Ya Allah, tidak terasa yang dulu hanya sebatas mimpi, sekarang Engkau mulai tampakkan mimpi-mimpi tersebut di hadapan hamba-Mu ini.
Terima kasih kepada orang-orang baik di sekeliling saya yang sudah banyak membantu di kehidupan yang kini saya jalani. Terutama untuk kedua orang tua saya yang senantiasa memberikan rida di setiap langkah-langkah saya.
Sedikit teringat kaidah Ushul fiqih yang diajarkan kyai saya:
الْيَقِنُ لَا يُزَالُ بِالشَّكِّ
Artinya: “Keyakinan itu mengalahkan keraguan”.
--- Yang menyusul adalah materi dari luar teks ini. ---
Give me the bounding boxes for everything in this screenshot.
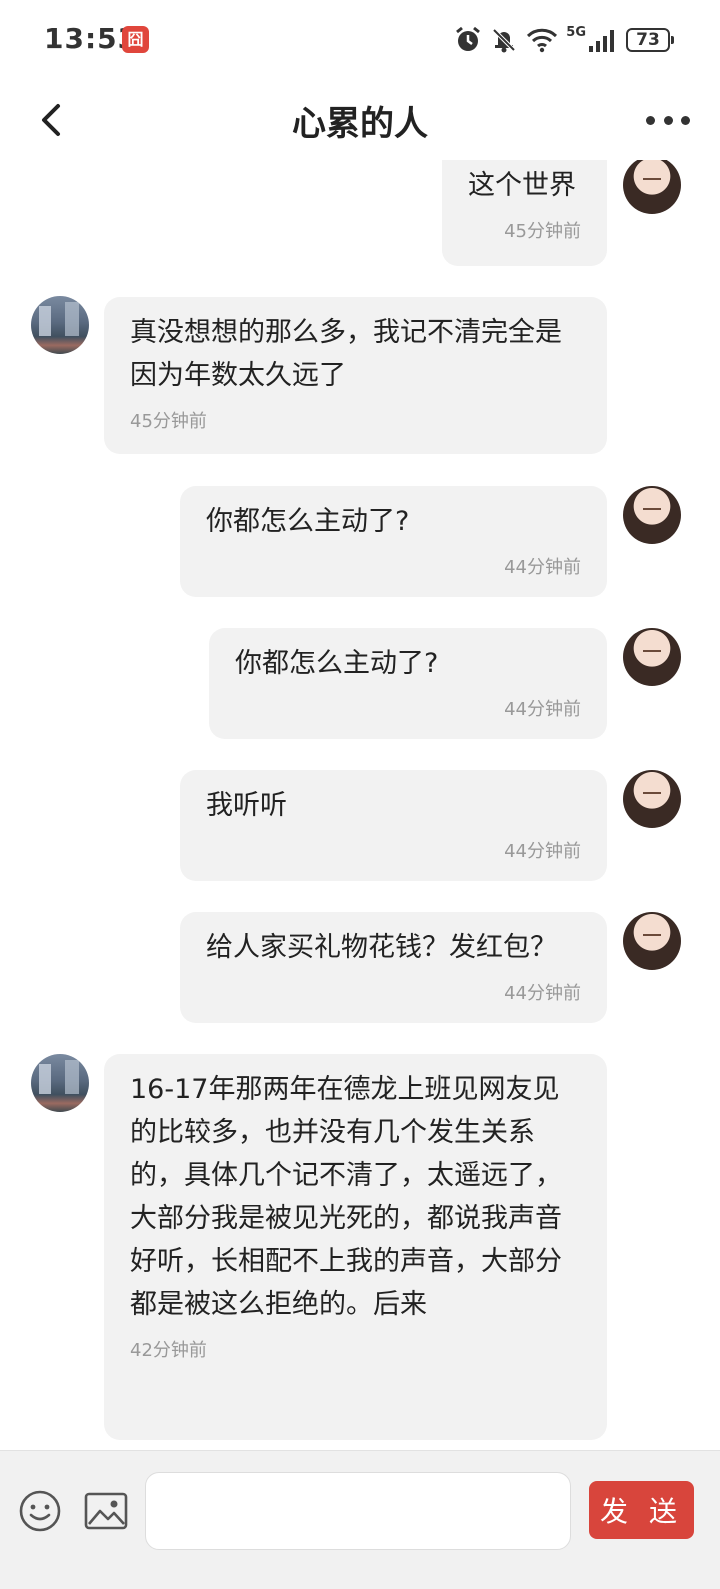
message-bubble[interactable]: 真没想想的那么多，我记不清完全是因为年数太久远了 45分钟前 bbox=[104, 297, 607, 454]
message-text: 我听听 bbox=[206, 790, 287, 821]
message-time: 44分钟前 bbox=[504, 557, 581, 578]
battery-icon: 73 bbox=[626, 28, 674, 52]
my-avatar[interactable] bbox=[623, 160, 681, 214]
image-icon[interactable] bbox=[84, 1491, 128, 1531]
more-dots-icon[interactable] bbox=[646, 100, 690, 140]
message-time: 44分钟前 bbox=[504, 983, 581, 1004]
message-text: 你都怎么主动了? bbox=[206, 506, 410, 537]
message-time: 42分钟前 bbox=[130, 1340, 207, 1361]
message-bubble[interactable]: 这个世界 45分钟前 bbox=[442, 160, 607, 266]
message-bubble[interactable]: 你都怎么主动了? 44分钟前 bbox=[180, 486, 607, 597]
send-button[interactable]: 发 送 bbox=[589, 1481, 694, 1539]
my-avatar[interactable] bbox=[623, 770, 681, 828]
message-bubble[interactable]: 你都怎么主动了? 44分钟前 bbox=[209, 628, 607, 739]
chat-header: 心累的人 bbox=[0, 80, 720, 160]
network-type: 5G bbox=[566, 24, 586, 40]
message-time: 45分钟前 bbox=[130, 411, 207, 432]
message-text: 你都怎么主动了? bbox=[235, 648, 439, 679]
my-avatar[interactable] bbox=[623, 628, 681, 686]
contact-avatar[interactable] bbox=[31, 296, 89, 354]
signal-icon bbox=[589, 30, 614, 52]
message-text: 真没想想的那么多，我记不清完全是因为年数太久远了 bbox=[130, 317, 562, 391]
message-bubble[interactable]: 给人家买礼物花钱？发红包？ 44分钟前 bbox=[180, 912, 607, 1023]
message-input[interactable] bbox=[145, 1472, 571, 1550]
message-text: 这个世界 bbox=[468, 170, 576, 201]
my-avatar[interactable] bbox=[623, 486, 681, 544]
message-time: 44分钟前 bbox=[504, 841, 581, 862]
message-bubble[interactable]: 我听听 44分钟前 bbox=[180, 770, 607, 881]
status-icons: 5G 73 bbox=[454, 24, 674, 56]
wifi-icon bbox=[527, 28, 558, 53]
message-time: 44分钟前 bbox=[504, 699, 581, 720]
app-notification-icon: 囧 bbox=[122, 26, 149, 53]
input-bar: 发 送 bbox=[0, 1450, 720, 1589]
alarm-icon bbox=[456, 26, 481, 51]
page-title: 心累的人 bbox=[292, 104, 428, 144]
contact-avatar[interactable] bbox=[31, 1054, 89, 1112]
mute-bell-icon bbox=[492, 28, 516, 53]
message-bubble[interactable]: 16-17年那两年在德龙上班见网友见的比较多，也并没有几个发生关系的，具体几个记… bbox=[104, 1054, 607, 1440]
message-text: 给人家买礼物花钱？发红包？ bbox=[206, 932, 557, 963]
my-avatar[interactable] bbox=[623, 912, 681, 970]
message-time: 45分钟前 bbox=[504, 221, 581, 242]
message-list[interactable]: 这个世界 45分钟前 真没想想的那么多，我记不清完全是因为年数太久远了 45分钟… bbox=[0, 160, 720, 1450]
status-bar: 13:53 囧 5G 73 bbox=[0, 0, 720, 80]
emoji-icon[interactable] bbox=[18, 1489, 62, 1533]
message-text: 16-17年那两年在德龙上班见网友见的比较多，也并没有几个发生关系的，具体几个记… bbox=[130, 1074, 562, 1320]
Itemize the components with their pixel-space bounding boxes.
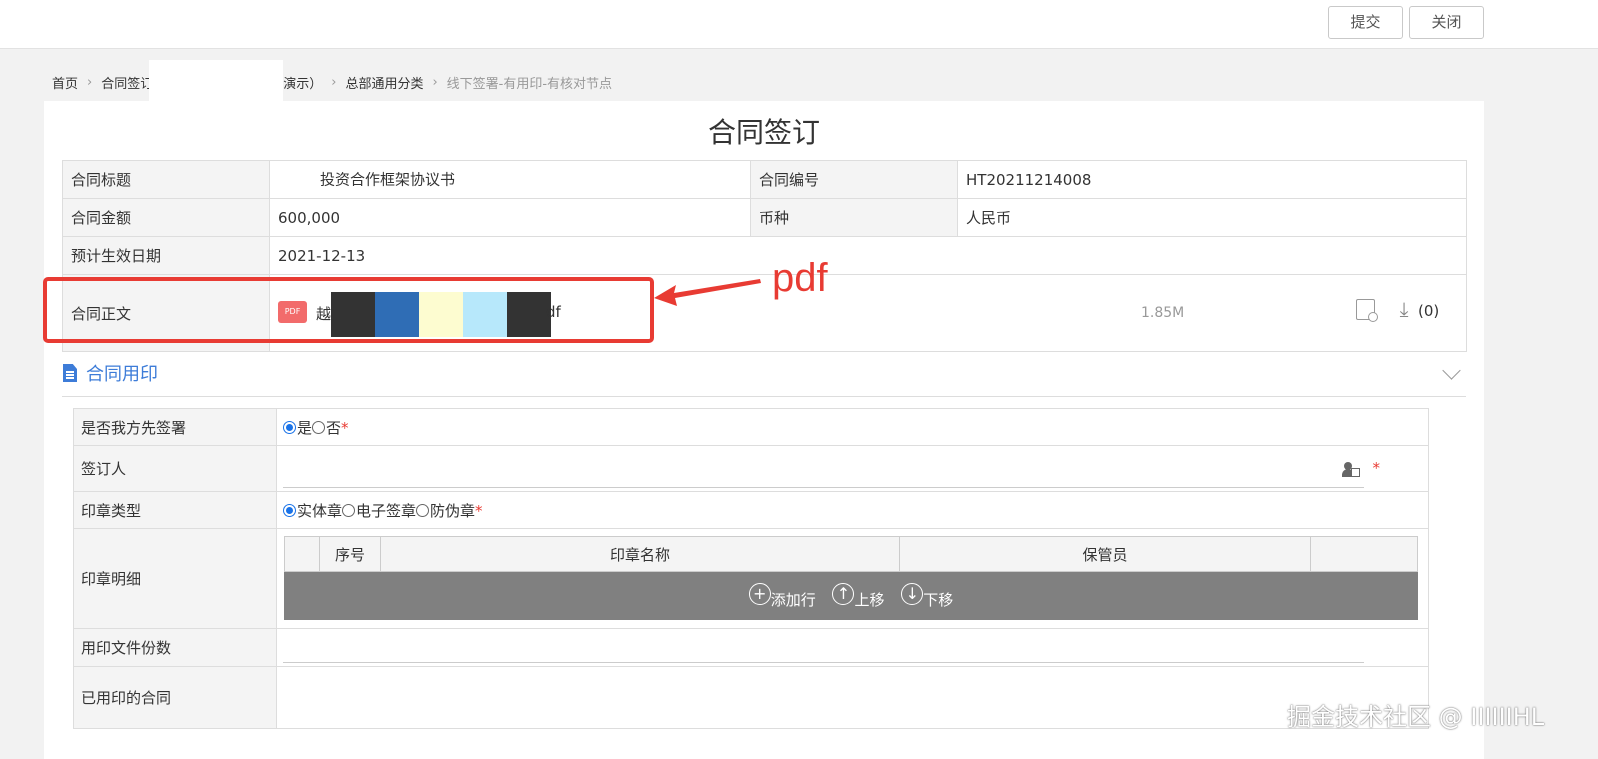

Jadi, kunci dari semua yang kita lakukan adalah yakin, yakin dan yakin.Sedikit pesan dari guru saya, “Ketika kamu merasa berat menjalankan kehidupan, ingatlah ada seseorang yang mengutamakanmu dari pada kepentingan hidupnya, yaitu orang tuamu. Jadi, tidak ada alasan untuk menomorduakan urusan yang lebih utama di kehidupan kita.”
—Sekian—
Masha Allah keren banget ini kisahnya. Sampai merinding saya bacanya. Allahuakbar, Terima kasih atas ilmunya kak, semoga Allah Berikan balasan terbaik atas apa yang telah kakak bagikan ke kami. Dan aku sangat percaya dengan pesan terakhir mu, bahwa awal terwujudnya mimpi berawal dari keyakinan.